Reuters, “Queen Tells Off Berlusconi” (2009)
That woman! Decked out in a rose gown, sitting atop the long process of civilization, the embodiment of that process, the end point of that process. How could anyone, who is not totally insane, believe herself to be a queen? And not just any ordinary queen: the Queen of England! How could this band of men, triumphant in their cynical pursuit for power and prestige, driven by great ambition and extraordinary narcissism towards a totally alienated life — how can they really believe that an extravagant old woman dressed in pink is a Queen?
How could a man (even if only as tall as a child), one of the richest men in the world, possessing any number of powers, allow himself to be scolded by an old auntie in pink? Where does this woman derive her power? Does it really exist?

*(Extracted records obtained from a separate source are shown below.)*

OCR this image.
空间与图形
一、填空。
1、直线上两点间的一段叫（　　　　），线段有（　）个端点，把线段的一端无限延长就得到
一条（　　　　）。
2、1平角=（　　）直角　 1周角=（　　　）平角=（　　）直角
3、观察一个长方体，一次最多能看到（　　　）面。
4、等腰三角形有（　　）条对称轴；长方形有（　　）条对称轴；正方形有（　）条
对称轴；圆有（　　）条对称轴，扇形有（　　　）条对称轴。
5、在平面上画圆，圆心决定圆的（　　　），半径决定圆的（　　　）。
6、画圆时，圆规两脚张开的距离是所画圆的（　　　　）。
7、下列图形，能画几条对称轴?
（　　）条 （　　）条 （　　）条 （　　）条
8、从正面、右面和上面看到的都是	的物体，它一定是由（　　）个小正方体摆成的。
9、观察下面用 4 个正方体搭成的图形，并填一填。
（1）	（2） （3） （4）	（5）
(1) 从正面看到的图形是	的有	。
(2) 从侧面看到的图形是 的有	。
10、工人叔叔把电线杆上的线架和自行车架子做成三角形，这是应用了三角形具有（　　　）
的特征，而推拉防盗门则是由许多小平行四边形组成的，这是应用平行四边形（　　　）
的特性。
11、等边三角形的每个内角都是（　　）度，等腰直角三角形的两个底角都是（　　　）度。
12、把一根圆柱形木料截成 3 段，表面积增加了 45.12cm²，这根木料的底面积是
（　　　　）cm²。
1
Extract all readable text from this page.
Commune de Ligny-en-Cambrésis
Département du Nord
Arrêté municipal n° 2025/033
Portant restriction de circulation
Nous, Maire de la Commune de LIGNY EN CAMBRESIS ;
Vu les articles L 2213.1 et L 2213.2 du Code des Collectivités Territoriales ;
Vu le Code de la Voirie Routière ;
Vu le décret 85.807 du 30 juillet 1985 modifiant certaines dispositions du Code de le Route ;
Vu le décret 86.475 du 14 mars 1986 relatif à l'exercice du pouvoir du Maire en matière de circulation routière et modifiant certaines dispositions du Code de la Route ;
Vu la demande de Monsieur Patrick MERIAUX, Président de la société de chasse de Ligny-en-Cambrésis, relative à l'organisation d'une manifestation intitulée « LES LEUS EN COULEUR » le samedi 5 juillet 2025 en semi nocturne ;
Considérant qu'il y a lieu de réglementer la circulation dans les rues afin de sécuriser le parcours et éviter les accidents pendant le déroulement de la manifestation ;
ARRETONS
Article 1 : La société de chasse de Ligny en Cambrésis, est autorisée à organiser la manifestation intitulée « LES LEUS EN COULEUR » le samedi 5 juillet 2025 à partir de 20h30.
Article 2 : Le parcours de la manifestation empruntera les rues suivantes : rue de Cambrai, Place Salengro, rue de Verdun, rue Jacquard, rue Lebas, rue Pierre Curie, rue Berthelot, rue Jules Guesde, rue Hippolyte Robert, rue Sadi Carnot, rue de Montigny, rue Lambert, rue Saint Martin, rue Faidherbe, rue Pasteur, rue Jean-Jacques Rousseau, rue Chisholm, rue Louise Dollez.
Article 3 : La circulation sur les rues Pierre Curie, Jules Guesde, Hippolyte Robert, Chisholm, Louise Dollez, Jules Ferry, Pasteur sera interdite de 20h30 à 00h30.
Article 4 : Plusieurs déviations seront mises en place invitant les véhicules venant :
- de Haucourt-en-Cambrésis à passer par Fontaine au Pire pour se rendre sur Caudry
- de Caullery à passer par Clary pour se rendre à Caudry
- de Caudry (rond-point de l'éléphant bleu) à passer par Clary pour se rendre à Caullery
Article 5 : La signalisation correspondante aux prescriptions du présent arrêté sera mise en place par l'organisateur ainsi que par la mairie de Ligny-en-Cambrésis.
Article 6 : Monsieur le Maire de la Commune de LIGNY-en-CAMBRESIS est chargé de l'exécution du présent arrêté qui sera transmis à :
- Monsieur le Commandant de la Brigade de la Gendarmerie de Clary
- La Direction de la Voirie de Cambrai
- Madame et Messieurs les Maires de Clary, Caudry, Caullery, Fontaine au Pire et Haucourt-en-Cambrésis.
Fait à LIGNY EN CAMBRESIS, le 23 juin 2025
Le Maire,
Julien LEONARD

“What is it? Why does he have to shout?” she says. What moves the little old auntie in pink to say these words? Why did she have to put Berlusconi in his place? Because she couldn’t let an ordinary man ridicule the grandeur of her inherited office? She is one with what she symbolizes, and so that symbol is the very source of her existence. The power of monarchy is delicate, fragile; it needs to maintain its distance to be preserved, susceptible as it is to the slightest irreverence, ready to wilt at the slightest touch.
This is the function of etiquette—the apparatus that so governs the life of the epical English. Distance is in itself their difference. Merely achieving the appearance of difference, an inherited privilege may became an ontological status. The pink lady — in appearance sane — really believes herself to be a queen, and her reaction is no less ridiculous than the petit bourgeois excitedly calling out Mister Obaaaaaaaaaaaaa-maaaaaaaaa. That little man is as ordinary as I am. Why shouldn’t he shout?